ニューズウィーク日本版 / 2024年12月27日 11時5分

Andrzej Rostek-shutterstock

柴田康太郎(早稲田大学総合人文科学研究センター次席研究員) アステイオン
<明治中期から昭和初期にかけて、東京の映画館ではどんな音が鳴り響いていたのか──第46回サントリー学芸賞「社会・風俗部門」受賞作『映画館に鳴り響いた音──戦前東京の映画館と音文化の近代』の「受賞のことば」より> 

喜劇役者の古川緑波から政治思想史研究者の丸山眞男まで、戦前の映画館に通った人々の回想録を見ていると、サイレント時代の映画館で西洋音楽に親しんだことを回顧し、その重要性を強調する言葉に出くわします。

当時は映画館に雇用された楽団が映画の伴奏音楽を生演奏し、上映の合間の余興演奏も行なっていました。映画観客は映画館の生演奏で西洋音楽を楽しんでいたようです。

しかしサイレント時代の映画館に響いたのは西洋音楽だけではありません。上映時には弁士の語り、さらには囃子鳴物、義太夫、琵琶歌、浪花節といった多彩な日本の音楽が響いていました。大正後期には日本音楽と西洋音楽を組み合わせた和洋合奏の独特の響きも登場します。

サウンド映画の時代になると実演は減少しますが、今度は録音で台詞、効果音、音楽が響くようになり、上映前や休憩時にはレコードコンサートやレヴュー上演を行なう映画館もありました。戦前の映画館は映画体験だけでなく、多彩な音の体験の場でもあったのです。

本書は、明治中期から昭和初期までの東京を中心に映画館に鳴り響いた音の文化と歴史に光を当て、狭義の映画史や音楽史では見えてこない映画館の音文化の拠点としてのありようを、音楽や映画の西洋化や近代化のなかで位置づけようとする試みです。

もっとも、サイレント映画の音楽研究を始めた当初、この研究がこれほど広がるとは想像していませんでした。現存資料の不足に限界を感じていたほどです。

しかし最初の研究発表を契機に、早稲田大学演劇博物館でのサイレント映画の楽譜調査に参加でき、その後さらに映画、楽譜、弁士や琵琶師の台本、レコード、プログラム、チラシ、ポスターなど多岐にわたる資料と出合うことができました。

資料不足に直面していた私が本書のような大部の研究書をまとめられたのは、放っておけば捨てられてしまう資料がアーカイブやコレクターによって注意ぶかく収集、保存されてきた結果にほかなりません。

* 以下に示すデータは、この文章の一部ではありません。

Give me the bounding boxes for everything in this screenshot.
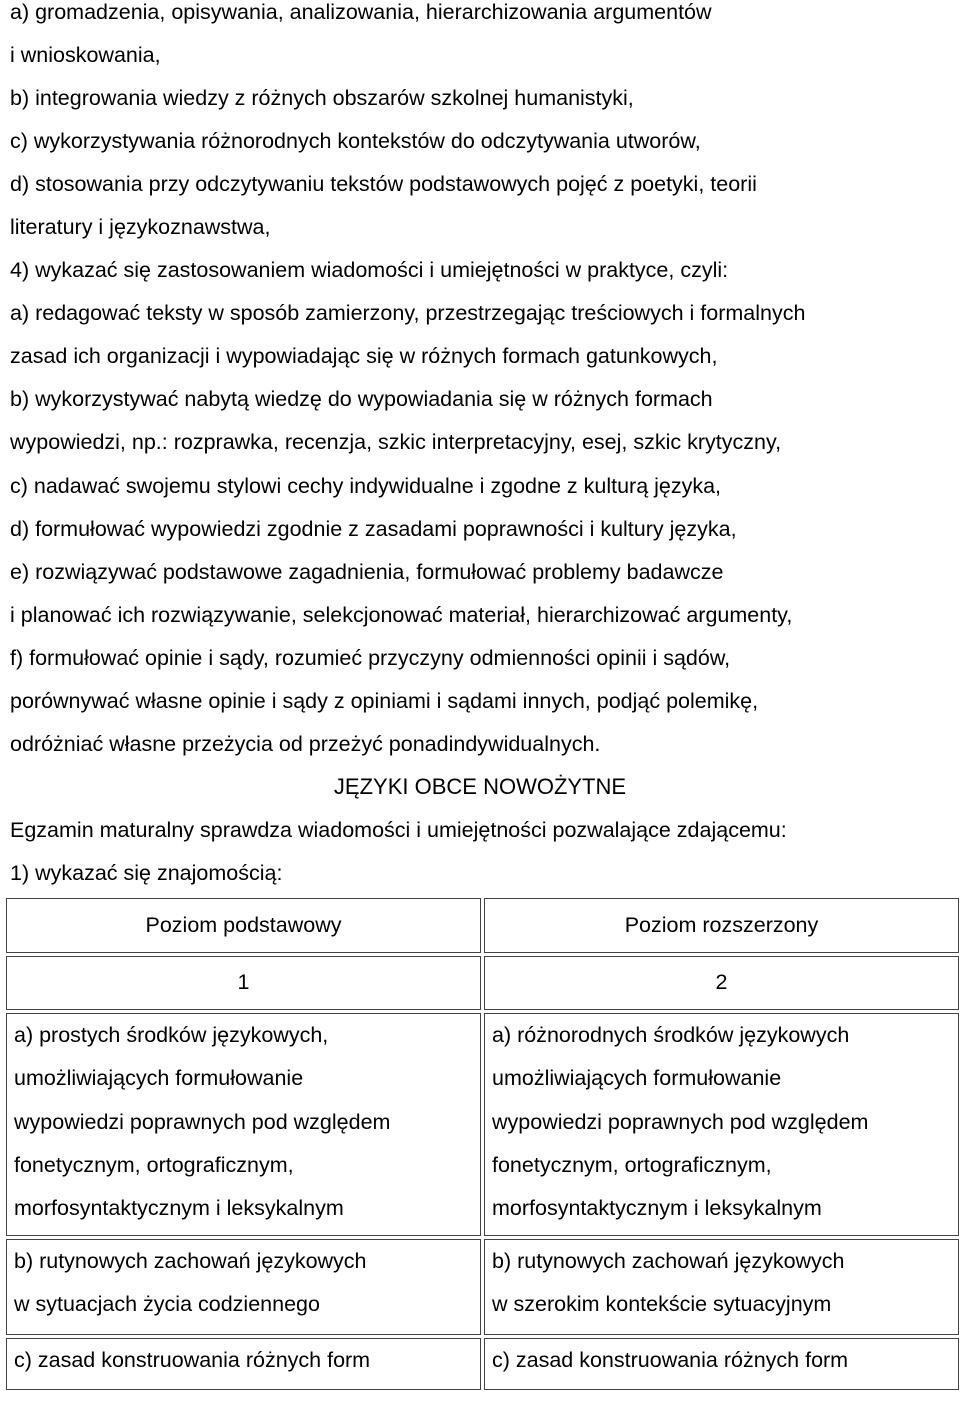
cell-text-line: b) rutynowych zachowań językowych	[14, 1249, 367, 1273]
cell-text-line: wypowiedzi poprawnych pod względem	[14, 1109, 391, 1134]
intro-line: 1) wykazać się znajomością:	[10, 861, 283, 885]
intro-line: Egzamin maturalny sprawdza wiadomości i umiejętności pozwalające zdającemu:	[10, 818, 787, 842]
cell-text-line: w szerokim kontekście sytuacyjnym	[492, 1292, 832, 1317]
cell-text-line: umożliwiających formułowanie	[14, 1066, 304, 1091]
section-heading: JĘZYKI OBCE NOWOŻYTNE	[333, 774, 627, 799]
paragraph-line: wypowiedzi, np.: rozprawka, recenzja, szkic interpretacyjny, esej, szkic krytyczny,	[10, 430, 782, 454]
table-cell-basic	[6, 1338, 481, 1390]
cell-text-line: w sytuacjach życia codziennego	[14, 1292, 320, 1317]
table-cell-extended	[484, 1338, 959, 1390]
table-cell-extended	[484, 1013, 959, 1236]
paragraph-line: d) formułować wypowiedzi zgodnie z zasadami poprawności i kultury języka,	[10, 517, 737, 541]
paragraph-line: zasad ich organizacji i wypowiadając się w różnych formach gatunkowych,	[10, 344, 718, 368]
cell-text-line: a) prostych środków językowych,	[14, 1023, 329, 1047]
cell-text-line: a) różnorodnych środków językowych	[492, 1023, 850, 1047]
paragraph-line: porównywać własne opinie i sądy z opiniami i sądami innych, podjąć polemikę,	[10, 689, 759, 713]
table-row	[6, 1013, 959, 1236]
cell-text-line: b) rutynowych zachowań językowych	[492, 1249, 845, 1273]
cell-text-line: c) zasad konstruowania różnych form	[14, 1348, 371, 1372]
paragraph-line: a) gromadzenia, opisywania, analizowania, hierarchizowania argumentów	[10, 0, 712, 24]
table-number-row	[6, 956, 959, 1010]
table-row	[6, 1239, 959, 1335]
paragraph-line: d) stosowania przy odczytywaniu tekstów podstawowych pojęć z poetyki, teorii	[10, 172, 757, 196]
paragraph-line: b) integrowania wiedzy z różnych obszarów szkolnej humanistyki,	[10, 86, 634, 110]
paragraph-line: odróżniać własne przeżycia od przeżyć ponadindywidualnych.	[10, 732, 601, 756]
header-cell-extended: Poziom rozszerzony	[484, 898, 959, 953]
cell-text-line: c) zasad konstruowania różnych form	[492, 1348, 849, 1372]
table-cell-extended	[484, 1239, 959, 1335]
cell-text-line: wypowiedzi poprawnych pod względem	[492, 1109, 869, 1134]
cell-text-line: fonetycznym, ortograficznym,	[492, 1152, 772, 1177]
paragraph-line: f) formułować opinie i sądy, rozumieć przyczyny odmienności opinii i sądów,	[10, 646, 731, 670]
table-row	[6, 1338, 959, 1390]
paragraph-line: 4) wykazać się zastosowaniem wiadomości i umiejętności w praktyce, czyli:	[10, 258, 729, 282]
cell-text-line: fonetycznym, ortograficznym,	[14, 1152, 294, 1177]
header-cell-basic: Poziom podstawowy	[6, 898, 481, 953]
paragraph-line: c) nadawać swojemu stylowi cechy indywidualne i zgodne z kulturą języka,	[10, 474, 722, 498]
levels-table	[3, 895, 960, 1393]
paragraph-line: literatury i językoznawstwa,	[10, 215, 271, 239]
paragraph-line: a) redagować teksty w sposób zamierzony, przestrzegając treściowych i formalnych	[10, 301, 806, 325]
cell-text-line: morfosyntaktycznym i leksykalnym	[492, 1196, 822, 1221]
paragraph-line: e) rozwiązywać podstawowe zagadnienia, formułować problemy badawcze	[10, 560, 724, 584]
paragraph-line: i wnioskowania,	[10, 43, 161, 67]
cell-text-line: umożliwiających formułowanie	[492, 1066, 782, 1091]
table-cell-basic	[6, 1013, 481, 1236]
paragraph-line: c) wykorzystywania różnorodnych kontekstów do odczytywania utworów,	[10, 129, 701, 153]
paragraph-line: i planować ich rozwiązywanie, selekcjonować materiał, hierarchizować argumenty,	[10, 603, 793, 627]
table-cell-basic	[6, 1239, 481, 1335]
paragraph-line: b) wykorzystywać nabytą wiedzę do wypowiadania się w różnych formach	[10, 387, 713, 411]
cell-text-line: morfosyntaktycznym i leksykalnym	[14, 1196, 344, 1221]
table-header-row	[6, 898, 959, 953]
column-number-cell: 2	[484, 956, 959, 1010]
column-number-cell: 1	[6, 956, 481, 1010]
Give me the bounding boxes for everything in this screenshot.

他方、研究が進むにつれて扱うべき分野の広さに戸惑うことにもなりました。

それでも複数の分野にまたがる本書を執筆できたのは、共同研究を通じて各分野の研究者と意見交換を行ない、活動写真弁士、楽士、邦楽の演奏家といった現在まで文化や芸能を継承してこられた方々から経験や知見を聞かせていただけたからです。